Officialiser la tête de liste à près d’un an des élections européennes permet aux écologistes d’entériner leur décision d’une liste autonome. Façon de rappeler à LFI qu’ils ne feront pas machine arrière, malgré la pression exercée par les cadres Insoumis.

Le 6 juillet, le mouvement de Jean-Luc Mélenchon annonçait encore que 95% de ses militants avaient voté pour une liste unitaire de la Nupes. La désignation d’une tête de liste écologiste ne devrait pas les empêcher de continuer leur travail de persuasion et de pression. En effet, les insoumis ont lancé de nombreux appels aux militants des différents partis, composant la Nupes, afin qu’ils demandent à leur direction de faire liste commune.

Cependant, les écologistes rappellent que leurs divergences sont trop importantes avec les Insoumis pour envisager une liste commune. Il faut aussi rappeler que le scrutin des européennes est traditionnellement favorable aux Verts par rapport au reste de la gauche.

En mars 2023, un collectif d’actuels ou anciens membres d’EELV, parmi lesquels plusieurs cadres, ont estimé dans une tribune pour « l’Obs », que "l’alternance à gauche ne pourra pas se construire en restant sous le leadership actuel de La France insoumise".

Ces derniers ont reproché à La France insoumise certaines de leurs positions, notamment sur la réforme des retraites. En effet, ils "espéraient un débat argumenté et des propositions crédibles contre le projet de réforme des retraites". Selon eux, le parti de Jean-Luc Mélenchon "décourage celles et ceux qui aspirent à une alternative capable de gouverner".

Plusieurs griefs ont été évoqué contre Jean-Luc Mélenchon et sa formation politique. Ces derniers attestent de la nécessité d’une union, car "en politique, si la fin est dans les moyens, la pratique doit être a minima conforme au projet. Comment alors faire confiance à un mouvement qui, ivre du beau mot de démocratie, n’a jamais organisé un vote interne ; jure à la solidarité internationale mais caresse les despotes ; se prétend féministe mais protège les copains ; en appelle à la VIe République mais se vautre dans les travers de la Ve ?"

Ces Écologistes plaident "au-delà des alliances tactiques, pour la centralité de l’écologie, pour l’ouverture et le rassemblement. Pour des partenariats fiables et sérieux, équilibrés et respectueux.
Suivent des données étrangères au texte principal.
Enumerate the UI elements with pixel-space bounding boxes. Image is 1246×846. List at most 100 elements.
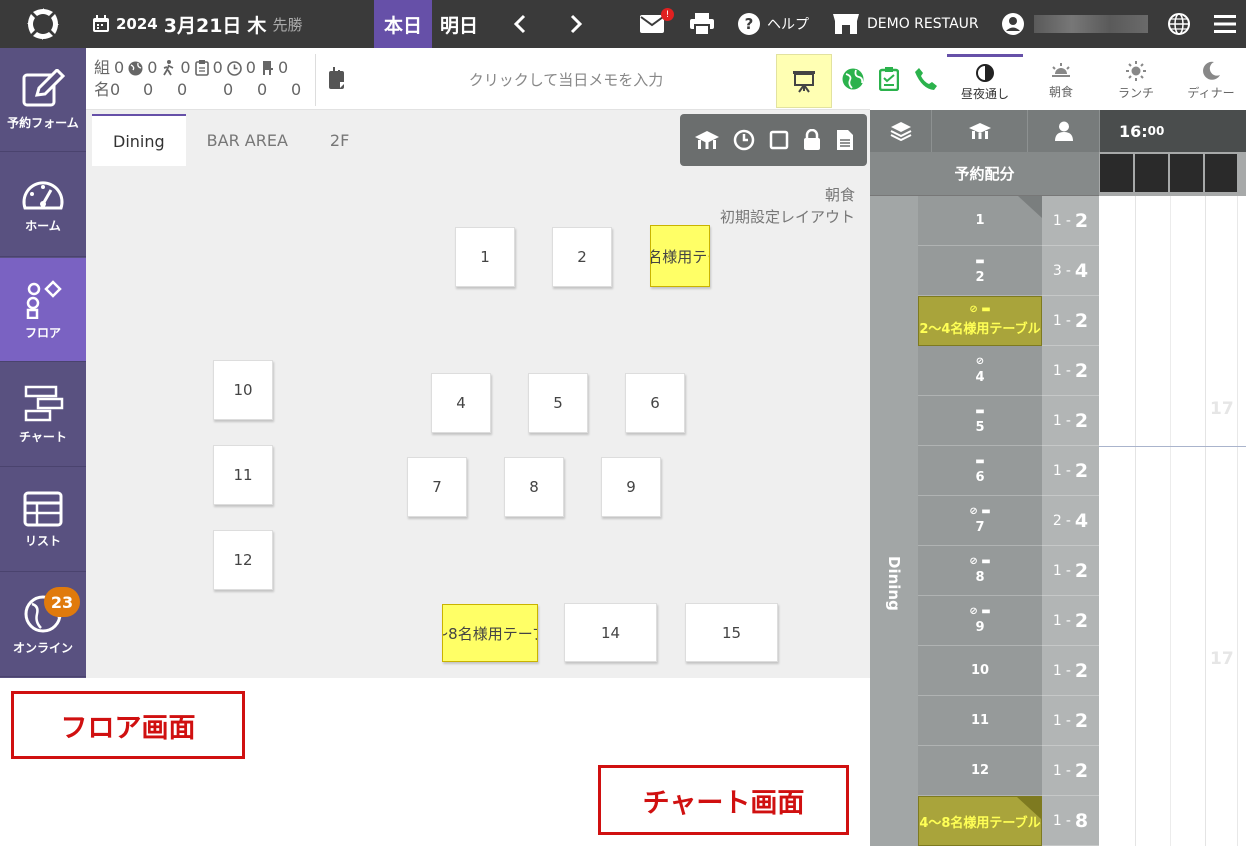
chart-row-name[interactable]: 10 bbox=[918, 646, 1042, 696]
floor-table[interactable]: 10 bbox=[213, 360, 273, 420]
floor-table-selected[interactable]: ～8名様用テーブ bbox=[442, 604, 538, 662]
document-icon[interactable] bbox=[836, 129, 854, 151]
floor-table[interactable]: 2 bbox=[552, 227, 612, 287]
presentation-button[interactable] bbox=[776, 54, 832, 108]
time-minutes: 00 bbox=[1147, 124, 1165, 138]
user-icon bbox=[1054, 121, 1073, 141]
tab-dining[interactable]: Dining bbox=[92, 114, 186, 166]
chart-row-capacity: 1-2 bbox=[1042, 346, 1099, 396]
count-value: 0 bbox=[177, 80, 188, 99]
shapes-icon bbox=[26, 279, 62, 319]
grid-line bbox=[1237, 196, 1238, 846]
date-display[interactable]: 2024 3月21日 木 先勝 bbox=[92, 0, 302, 48]
chart-row-name[interactable]: ⊘ ▬ 7 bbox=[918, 496, 1042, 546]
sidebar-item-list[interactable]: リスト bbox=[0, 468, 86, 572]
restaurant-selector[interactable]: DEMO RESTAUR bbox=[832, 0, 980, 48]
sidebar-item-home[interactable]: ホーム bbox=[0, 153, 86, 257]
table-view-button[interactable] bbox=[932, 110, 1028, 152]
sidebar-item-label: フロア bbox=[24, 325, 61, 340]
capacity-min: 1 bbox=[1052, 812, 1062, 829]
divider bbox=[315, 54, 316, 106]
chart-row-name[interactable]: ▬ 2 bbox=[918, 246, 1042, 296]
meal-tab-breakfast[interactable]: 朝食 bbox=[1023, 54, 1099, 108]
floor-table[interactable]: 4 bbox=[431, 373, 491, 433]
grid-line bbox=[1135, 196, 1136, 846]
app: 2024 3月21日 木 先勝 本日 明日 ! ? ヘルプ DEMO RESTA… bbox=[0, 0, 1246, 846]
chart-row-name[interactable]: ⊘ 4 bbox=[918, 346, 1042, 396]
prev-day-button[interactable] bbox=[512, 0, 528, 48]
chart-row-name[interactable]: 1 bbox=[918, 196, 1042, 246]
square-icon[interactable] bbox=[769, 130, 789, 150]
lock-icon[interactable] bbox=[802, 129, 822, 151]
meal-tab-all-day[interactable]: 昼夜通し bbox=[947, 54, 1023, 108]
floor-table[interactable]: 1 bbox=[455, 227, 515, 287]
guest-view-button[interactable] bbox=[1028, 110, 1100, 152]
daily-memo-input[interactable]: クリックして当日メモを入力 bbox=[356, 48, 776, 110]
reservation-counts: 組 0 0 0 0 0 0 名 0 0 0 0 0 0 bbox=[94, 57, 301, 101]
floor-table[interactable]: 15 bbox=[685, 603, 778, 662]
floor-table[interactable]: 14 bbox=[564, 603, 657, 662]
store-icon bbox=[833, 14, 859, 34]
meal-tab-lunch[interactable]: ランチ bbox=[1098, 54, 1174, 108]
today-button[interactable]: 本日 bbox=[374, 0, 432, 48]
row-label: 2 bbox=[975, 269, 985, 285]
capacity-max: 2 bbox=[1074, 759, 1089, 782]
chart-row-capacity: 1-2 bbox=[1042, 646, 1099, 696]
tab-2f[interactable]: 2F bbox=[309, 114, 370, 166]
mail-button[interactable]: ! bbox=[640, 0, 674, 48]
floor-table[interactable]: 11 bbox=[213, 445, 273, 505]
sidebar-item-online[interactable]: 23 オンライン bbox=[0, 573, 86, 677]
online-status-button[interactable] bbox=[842, 48, 864, 110]
hamburger-menu[interactable] bbox=[1214, 0, 1236, 48]
chart-row-name[interactable]: ▬ 5 bbox=[918, 396, 1042, 446]
floor-table[interactable]: 9 bbox=[601, 457, 661, 517]
meal-tab-label: ランチ bbox=[1117, 86, 1154, 100]
chart-row-name-selected[interactable]: 4～8名様用テーブル bbox=[918, 796, 1042, 846]
time-slot[interactable] bbox=[1205, 154, 1237, 192]
tab-bar-area[interactable]: BAR AREA bbox=[186, 114, 309, 166]
sidebar-item-reservation-form[interactable]: 予約フォーム bbox=[0, 48, 86, 152]
sidebar-item-chart[interactable]: チャート bbox=[0, 363, 86, 467]
time-slot[interactable] bbox=[1100, 154, 1133, 192]
phone-button[interactable] bbox=[914, 48, 938, 110]
chevron-right-icon bbox=[570, 14, 583, 34]
chevron-left-icon bbox=[513, 14, 526, 34]
meal-tab-dinner[interactable]: ディナー bbox=[1173, 54, 1246, 108]
chart-row-name-selected[interactable]: ⊘ ▬ 2～4名様用テーブル bbox=[918, 296, 1042, 346]
help-button[interactable]: ? ヘルプ bbox=[738, 0, 809, 48]
time-slot[interactable] bbox=[1170, 154, 1203, 192]
row-label: 12 bbox=[970, 763, 990, 778]
floor-screen-callout: フロア画面 bbox=[11, 691, 245, 759]
chart-row-name[interactable]: ⊘ ▬ 9 bbox=[918, 596, 1042, 646]
user-menu[interactable] bbox=[1002, 0, 1024, 48]
table-layout-icon[interactable] bbox=[694, 130, 720, 150]
corner-fold-icon bbox=[1018, 196, 1042, 218]
floor-table-selected[interactable]: 4名様用テー bbox=[650, 225, 710, 287]
chart-row-name[interactable]: ⊘ ▬ 8 bbox=[918, 546, 1042, 596]
next-day-button[interactable] bbox=[568, 0, 584, 48]
print-button[interactable] bbox=[690, 0, 714, 48]
floor-table[interactable]: 7 bbox=[407, 457, 467, 517]
tomorrow-button[interactable]: 明日 bbox=[440, 0, 478, 48]
table-layout-icon bbox=[968, 123, 991, 139]
no-smoking-icon: ⊘ bbox=[975, 355, 985, 367]
time-slot[interactable] bbox=[1135, 154, 1168, 192]
year-text: 2024 bbox=[116, 15, 158, 33]
count-value: 0 bbox=[147, 58, 158, 77]
clock-icon[interactable] bbox=[733, 129, 755, 151]
task-button[interactable] bbox=[879, 48, 899, 110]
printer-icon bbox=[690, 13, 714, 35]
floor-table[interactable]: 6 bbox=[625, 373, 685, 433]
language-button[interactable] bbox=[1168, 0, 1190, 48]
chart-row-capacity: 1-2 bbox=[1042, 596, 1099, 646]
chart-row-name[interactable]: 11 bbox=[918, 696, 1042, 746]
floor-table[interactable]: 8 bbox=[504, 457, 564, 517]
app-logo[interactable] bbox=[0, 0, 86, 48]
floor-table[interactable]: 5 bbox=[528, 373, 588, 433]
sidebar-item-floor[interactable]: フロア bbox=[0, 258, 86, 362]
chart-row-name[interactable]: 12 bbox=[918, 746, 1042, 796]
chart-grid[interactable]: 17 17 bbox=[1099, 196, 1246, 846]
floor-table[interactable]: 12 bbox=[213, 530, 273, 590]
layers-button[interactable] bbox=[870, 110, 932, 152]
chart-row-name[interactable]: ▬ 6 bbox=[918, 446, 1042, 496]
L’avenir n’est ni dans le replâtrage d’une vieille gauche si soucieuse de ressembler à la droite ni dans le culte autoritaire d’un quelconque sauveur suprême."

Raisons pour lesquelles, les écologistes ont décidé de former leur propre liste. D’autant qu’en 2019, Yannick Jadot avait ainsi décroché la troisième position recueillant 13,48% des voix, loin devant ses concurrents de gauche (6,31% pour l’Insoumise, Manon Aubry, 6,19% pour Raphaël Glucksmann qui représentait la liste socialiste). Marie Toussaint ou David Cormand auront la mission de faire au moins aussi bien.